The survey finds people feel a lot better about private businesses. For example, 88 percent of Americans have a positive view of their grocery store; 73 percent look favorably upon their cell phone maker; and 69 percent say they view their Internet service provider favorably.

For each of the following entities, please tell me if your impression is very favorable, mostly favorable, mostly unfavorable, or very unfavorable. If you don't know enough to give your feelings, just say so.

These results suggest several things about what Americans care about. First, Americans tend to hold higher opinions of private institutions than public institutions. Second, Americans tend to prefer firms that tailor products and services to them individually and have a presence locally in the community. Third, Americans tend to prefer institutions that allow them to choose between firms; for example, it's quite easy to switch between grocery stores and banks, but it becomes more difficult to switch Internet service providers (as governments often divvy up company coverage by neighborhood). It is even more difficult, but possible, to switch your child's school. One would have to move to switch local governments, would have to move even further to switch state governments. Finally, it is extraordinarily difficult to switch federal governments.

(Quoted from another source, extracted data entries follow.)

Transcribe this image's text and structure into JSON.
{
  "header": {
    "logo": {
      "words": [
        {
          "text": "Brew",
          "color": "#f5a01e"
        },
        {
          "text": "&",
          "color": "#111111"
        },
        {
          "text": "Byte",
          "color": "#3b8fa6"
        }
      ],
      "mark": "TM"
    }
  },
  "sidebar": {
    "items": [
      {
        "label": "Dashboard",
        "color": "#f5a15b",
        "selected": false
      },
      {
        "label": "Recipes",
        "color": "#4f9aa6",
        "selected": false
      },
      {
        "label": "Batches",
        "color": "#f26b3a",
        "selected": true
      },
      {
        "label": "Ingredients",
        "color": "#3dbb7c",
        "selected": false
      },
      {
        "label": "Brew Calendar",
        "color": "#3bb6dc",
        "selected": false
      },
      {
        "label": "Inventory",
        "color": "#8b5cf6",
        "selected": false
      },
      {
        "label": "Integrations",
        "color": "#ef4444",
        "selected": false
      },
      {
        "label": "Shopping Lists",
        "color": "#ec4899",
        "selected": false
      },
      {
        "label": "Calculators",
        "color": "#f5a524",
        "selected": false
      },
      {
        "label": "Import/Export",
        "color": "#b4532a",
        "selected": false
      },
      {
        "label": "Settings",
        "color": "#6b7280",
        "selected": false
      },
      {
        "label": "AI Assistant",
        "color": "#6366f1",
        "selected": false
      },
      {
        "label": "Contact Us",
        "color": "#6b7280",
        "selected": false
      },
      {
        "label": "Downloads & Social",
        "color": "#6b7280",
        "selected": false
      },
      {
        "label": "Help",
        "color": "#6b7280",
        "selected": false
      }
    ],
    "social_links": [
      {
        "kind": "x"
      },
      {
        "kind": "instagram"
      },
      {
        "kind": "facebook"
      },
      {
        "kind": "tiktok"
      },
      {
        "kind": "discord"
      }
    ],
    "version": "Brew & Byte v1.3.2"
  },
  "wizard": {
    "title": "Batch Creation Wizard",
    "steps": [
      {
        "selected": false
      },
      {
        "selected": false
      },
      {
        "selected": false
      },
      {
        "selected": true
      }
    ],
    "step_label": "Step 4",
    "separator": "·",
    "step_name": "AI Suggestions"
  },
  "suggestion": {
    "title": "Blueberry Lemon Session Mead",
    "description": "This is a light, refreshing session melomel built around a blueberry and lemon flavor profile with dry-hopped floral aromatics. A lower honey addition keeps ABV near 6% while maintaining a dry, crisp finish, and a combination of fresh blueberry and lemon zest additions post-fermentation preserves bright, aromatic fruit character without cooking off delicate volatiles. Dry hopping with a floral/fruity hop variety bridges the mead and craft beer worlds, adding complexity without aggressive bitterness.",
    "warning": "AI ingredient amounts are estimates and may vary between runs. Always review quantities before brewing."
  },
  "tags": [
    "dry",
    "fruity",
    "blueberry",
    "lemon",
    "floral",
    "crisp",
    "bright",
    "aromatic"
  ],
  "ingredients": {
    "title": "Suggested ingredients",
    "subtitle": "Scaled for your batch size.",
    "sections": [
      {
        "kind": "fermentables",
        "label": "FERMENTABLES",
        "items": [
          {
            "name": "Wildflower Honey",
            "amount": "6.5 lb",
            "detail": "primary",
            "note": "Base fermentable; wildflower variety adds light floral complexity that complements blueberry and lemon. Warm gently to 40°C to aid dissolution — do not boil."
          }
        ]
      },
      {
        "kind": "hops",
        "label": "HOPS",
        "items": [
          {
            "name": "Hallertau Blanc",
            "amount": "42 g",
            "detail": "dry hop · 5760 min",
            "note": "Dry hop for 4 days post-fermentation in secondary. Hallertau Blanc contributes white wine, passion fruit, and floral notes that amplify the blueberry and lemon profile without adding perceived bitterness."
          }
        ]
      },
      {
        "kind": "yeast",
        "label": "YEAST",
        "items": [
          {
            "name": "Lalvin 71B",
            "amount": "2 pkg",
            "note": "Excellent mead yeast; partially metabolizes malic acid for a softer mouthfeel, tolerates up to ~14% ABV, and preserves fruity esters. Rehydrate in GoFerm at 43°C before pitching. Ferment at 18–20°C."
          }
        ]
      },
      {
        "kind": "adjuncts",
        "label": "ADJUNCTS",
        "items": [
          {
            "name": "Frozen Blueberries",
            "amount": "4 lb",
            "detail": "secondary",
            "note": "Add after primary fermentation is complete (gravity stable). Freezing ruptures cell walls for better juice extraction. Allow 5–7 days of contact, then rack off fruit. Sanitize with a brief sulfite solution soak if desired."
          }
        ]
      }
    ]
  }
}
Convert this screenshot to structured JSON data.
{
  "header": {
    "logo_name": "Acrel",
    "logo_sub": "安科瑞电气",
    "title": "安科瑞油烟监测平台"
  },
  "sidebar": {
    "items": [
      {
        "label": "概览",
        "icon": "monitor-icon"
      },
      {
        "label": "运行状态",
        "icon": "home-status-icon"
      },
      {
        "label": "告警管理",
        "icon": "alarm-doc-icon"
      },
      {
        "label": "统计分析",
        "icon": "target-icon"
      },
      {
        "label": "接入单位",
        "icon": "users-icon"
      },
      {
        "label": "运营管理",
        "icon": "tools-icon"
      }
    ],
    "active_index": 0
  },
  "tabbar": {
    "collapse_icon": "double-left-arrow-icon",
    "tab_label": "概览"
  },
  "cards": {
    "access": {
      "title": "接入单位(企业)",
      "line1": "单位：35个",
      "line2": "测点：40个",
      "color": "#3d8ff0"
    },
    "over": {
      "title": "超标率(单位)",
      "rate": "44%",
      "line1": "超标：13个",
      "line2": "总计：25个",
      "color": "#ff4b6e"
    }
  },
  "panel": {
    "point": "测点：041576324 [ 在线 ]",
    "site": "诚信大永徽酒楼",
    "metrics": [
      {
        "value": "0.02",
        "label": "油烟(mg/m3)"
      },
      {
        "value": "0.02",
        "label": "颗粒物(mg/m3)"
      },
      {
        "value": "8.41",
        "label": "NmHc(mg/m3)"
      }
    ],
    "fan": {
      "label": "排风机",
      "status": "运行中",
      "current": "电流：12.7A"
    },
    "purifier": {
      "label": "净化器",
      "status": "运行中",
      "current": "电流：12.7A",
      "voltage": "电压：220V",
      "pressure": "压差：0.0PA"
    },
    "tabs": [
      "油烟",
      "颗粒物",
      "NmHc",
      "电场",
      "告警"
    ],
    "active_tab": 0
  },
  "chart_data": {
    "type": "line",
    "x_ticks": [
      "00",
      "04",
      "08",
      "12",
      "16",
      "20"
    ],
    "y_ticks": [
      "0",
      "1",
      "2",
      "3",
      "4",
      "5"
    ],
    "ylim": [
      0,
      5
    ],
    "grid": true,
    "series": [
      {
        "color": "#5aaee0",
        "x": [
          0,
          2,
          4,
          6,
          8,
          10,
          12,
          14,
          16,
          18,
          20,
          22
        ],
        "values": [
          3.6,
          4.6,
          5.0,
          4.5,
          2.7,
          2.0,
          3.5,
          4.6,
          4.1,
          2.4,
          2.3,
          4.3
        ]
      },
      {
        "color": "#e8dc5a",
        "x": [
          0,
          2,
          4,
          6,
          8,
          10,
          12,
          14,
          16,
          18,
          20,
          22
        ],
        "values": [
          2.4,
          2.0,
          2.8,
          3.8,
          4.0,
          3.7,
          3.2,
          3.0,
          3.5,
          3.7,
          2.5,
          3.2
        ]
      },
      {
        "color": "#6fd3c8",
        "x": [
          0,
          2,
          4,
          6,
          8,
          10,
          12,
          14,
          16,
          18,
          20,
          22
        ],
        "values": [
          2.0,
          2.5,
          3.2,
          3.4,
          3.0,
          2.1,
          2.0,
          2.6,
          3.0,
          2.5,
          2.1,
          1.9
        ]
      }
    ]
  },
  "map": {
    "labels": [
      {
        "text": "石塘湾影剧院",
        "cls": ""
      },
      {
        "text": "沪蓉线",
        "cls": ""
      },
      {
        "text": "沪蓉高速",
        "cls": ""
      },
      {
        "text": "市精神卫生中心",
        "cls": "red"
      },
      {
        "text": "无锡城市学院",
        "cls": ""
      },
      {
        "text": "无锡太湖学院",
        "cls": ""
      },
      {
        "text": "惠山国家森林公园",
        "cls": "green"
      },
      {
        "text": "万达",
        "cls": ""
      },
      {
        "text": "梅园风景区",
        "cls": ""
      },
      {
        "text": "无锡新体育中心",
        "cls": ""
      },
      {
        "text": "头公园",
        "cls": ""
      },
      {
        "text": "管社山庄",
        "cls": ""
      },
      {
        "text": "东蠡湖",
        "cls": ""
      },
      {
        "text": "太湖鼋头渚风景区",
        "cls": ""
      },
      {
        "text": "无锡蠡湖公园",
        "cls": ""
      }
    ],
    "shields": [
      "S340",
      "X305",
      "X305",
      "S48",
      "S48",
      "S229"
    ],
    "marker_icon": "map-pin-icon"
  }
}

One could make the case that less competition among these latter firms results in them offering less attractive services and products. Nevertheless, further research is needed to more credibly assert the causes between favorability toward private and public institutions.

Find full Reason-Rupe Q4 2011 poll results, question wording, and methodology here.

The Reason-Rupe Q4 2011 poll collected a nationally representative sample of 1200 respondents, aged 18 and older from all 50 states and the District of Columbia using live telephone interviews from December 1-13. Interviews were conducted on both landline and mobile phones. The margin of sampling error for this poll is +/- 3 percent.